A few years later I was still sober but smoking over a pack of cigarettes a day; I remember carrying my infant up a set of stairs and losing my breath. I stopped to get my wind and I could smell the toxins on my, leeching out of me. My skin felt oily and sallow. I sensed how much I’d been poisoning myself, and looked down at my boy, with his perfect skin and clear eyes; I realized that I needed to quit smoking if I wanted to be the father I knew I could be to this child. I think it was the same day that I went into a store that sold yoga merchandise to look at their DVDs.
Now, what I learned from studying English literature is that most of the time you CAN actually judge a book by its cover.

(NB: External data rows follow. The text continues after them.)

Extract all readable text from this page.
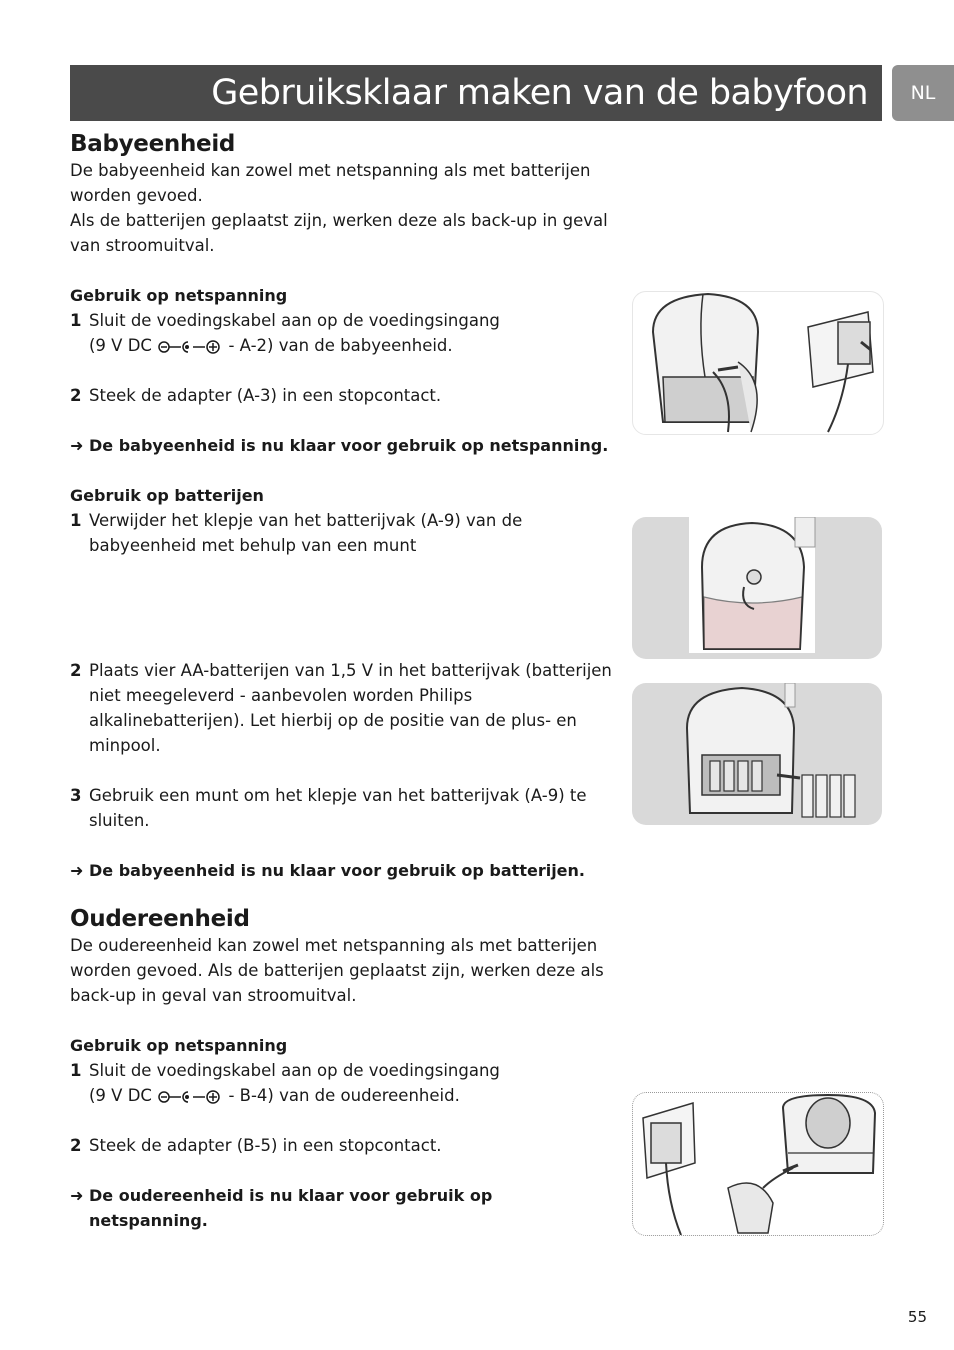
Gebruiksklaar maken van de babyfoon	NL
Babyeenheid

De babyeenheid kan zowel met netspanning als met batterijen worden gevoed.

Als de batterijen geplaatst zijn, werken deze als back-up in geval van stroomuitval.

Gebruik op netspanning

1 Sluit de voedingskabel aan op de voedingsingang
(9 V DC	- A-2) van de babyeenheid.
2 Steek de adapter (A-3) in een stopcontact.
➜ De babyeenheid is nu klaar voor gebruik op netspanning.

Gebruik op batterijen

1 Verwijder het klepje van het batterijvak (A-9) van de babyeenheid met behulp van een munt
2 Plaats vier AA-batterijen van 1,5 V in het batterijvak (batterijen niet meegeleverd - aanbevolen worden Philips alkalinebatterijen). Let hierbij op de positie van de plus- en minpool.
3 Gebruik een munt om het klepje van het batterijvak (A-9) te sluiten.
➜ De babyeenheid is nu klaar voor gebruik op batterijen.
Oudereenheid

De oudereenheid kan zowel met netspanning als met batterijen worden gevoed. Als de batterijen geplaatst zijn, werken deze als back-up in geval van stroomuitval.

Gebruik op netspanning

1 Sluit de voedingskabel aan op de voedingsingang
(9 V DC	- B-4) van de oudereenheid.
2 Steek de adapter (B-5) in een stopcontact.
➜ De oudereenheid is nu klaar voor gebruik op netspanning.
55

My gut said to go with Eoin Finn’s Power Yoga DVD, though I knew absolutely nothing about Eoin or yoga in general. For a long time that was my only yoga practice. I worked with his recorded guidance, at first in Ottawa, getting healthier and healthier, working my program, practising Vipassana, and learning yoga. Eventually I applied to and was accepted by the Foreign Service and published my first novel, and had my daughter. I brought Eoin’s DVD to practice with when I trained in Africa and Ethiopia, and on my first posting in Sri Lanka, and then to Vietnam, and finally to India, where I was posted until last year. By the time I got to India I had my own practice and wasn't really using DVDs anymore (I had The Pursuit of Happy Hips and a Shiva Rea video as well as Bryan Kest’s Power Yoga & David Swenson's Primary Series in my collection by then) but I pulled out that first Eoin Finn DVD again when I had a setback in India and needed some more grounding. I used it once or twice, and then, when a colleague approached me asking for suggestions for a yoga video, I gave it to him.
All of this to say, ultimately, that my gratitude to Eoin runs pretty deep, because recently at one of his Blissology workshops, I felt connected to that light inside me that he helped guide me to years ago. And it is partly through yoga that I keep discovering how to be the man I always wanted to be, a man with compassion and strength of spirit; I knew I wanted this even when I was drunk off my ass in the army, running away from nightmares. That little white dot in Eoin’s Blissology logo, the connection to the ultimate reality which lies beyond mind and matter, was what I was looking for every time I put a bottle in my mouth or chemicals in my bloodstream.
So if Eoin has the presence of mind to say to his class “let’s roll up an intention fattie and smoke it together,” it has little to do with him grandstanding as a West-Coast surfer-hippie-dude, and it has nothing to do with him looking to rattle the status quo. I believe it has everything to do with him helping his students lighten up, and allowing his teaching to come authentically, from the heart.